Security isn't a checkbox. If the model wants to run rm -rf, the user should know before it happens.

Beyond risk levels, all file read/write tools are restricted to the active project directory. The model can't read ~/.ssh/id_rsa even if it tries, because the backend validates that the resolved path stays within the project tree.

The agent loop

  1. The model receives the user message plus history.
  2. If it wants to use a tool, it responds with a tool call instead of text.
  3. The backend checks the risk level and asks for confirmation if needed.
  4. The tool is executed and the result is added to history.
  5. The model receives that result and decides whether it needs another tool or can respond now.

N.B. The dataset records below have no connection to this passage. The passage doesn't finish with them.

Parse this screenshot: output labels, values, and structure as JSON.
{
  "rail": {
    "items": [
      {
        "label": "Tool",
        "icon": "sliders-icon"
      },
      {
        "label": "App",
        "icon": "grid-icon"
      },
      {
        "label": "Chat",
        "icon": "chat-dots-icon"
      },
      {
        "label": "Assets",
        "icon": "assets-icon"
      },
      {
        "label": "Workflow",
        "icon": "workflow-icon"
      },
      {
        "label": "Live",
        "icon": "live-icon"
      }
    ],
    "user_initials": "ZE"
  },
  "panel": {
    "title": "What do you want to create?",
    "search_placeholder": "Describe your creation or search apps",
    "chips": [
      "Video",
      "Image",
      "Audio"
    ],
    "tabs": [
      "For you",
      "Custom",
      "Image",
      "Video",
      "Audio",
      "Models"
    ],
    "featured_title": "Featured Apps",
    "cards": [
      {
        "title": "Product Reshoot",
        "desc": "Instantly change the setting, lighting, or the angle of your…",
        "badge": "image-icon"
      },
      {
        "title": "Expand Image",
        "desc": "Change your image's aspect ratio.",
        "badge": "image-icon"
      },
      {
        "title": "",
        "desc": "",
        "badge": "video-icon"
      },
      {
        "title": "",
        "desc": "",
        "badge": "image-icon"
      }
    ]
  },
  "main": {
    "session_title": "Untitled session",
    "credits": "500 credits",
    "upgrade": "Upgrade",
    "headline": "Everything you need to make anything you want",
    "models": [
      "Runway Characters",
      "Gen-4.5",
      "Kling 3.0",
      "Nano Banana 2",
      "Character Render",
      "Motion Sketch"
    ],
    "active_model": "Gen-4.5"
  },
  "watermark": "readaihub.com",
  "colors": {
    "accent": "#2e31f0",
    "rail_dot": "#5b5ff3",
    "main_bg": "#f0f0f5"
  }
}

This repeats until the model generates a final text response (no tool call). The iteration count has a configurable limit to prevent infinite loops.

What we learned implementing this

The biggest challenge wasn't technical: it was prompt engineering. Getting the model to use tools efficiently (without redundant reads, without overwriting files that were fine) required a lot of iteration on the system prompt and on how we describe each tool.

We also found that GBNF grammar (which constrains model output to the correct JSON tool call format) helps reliability significantly. With free-form output, the model sometimes "forgot" the correct format. With GBNF, it can't.

The result is an agent that can read your project, understand what's going on, and propose concrete changes — without you having to copy-paste anything.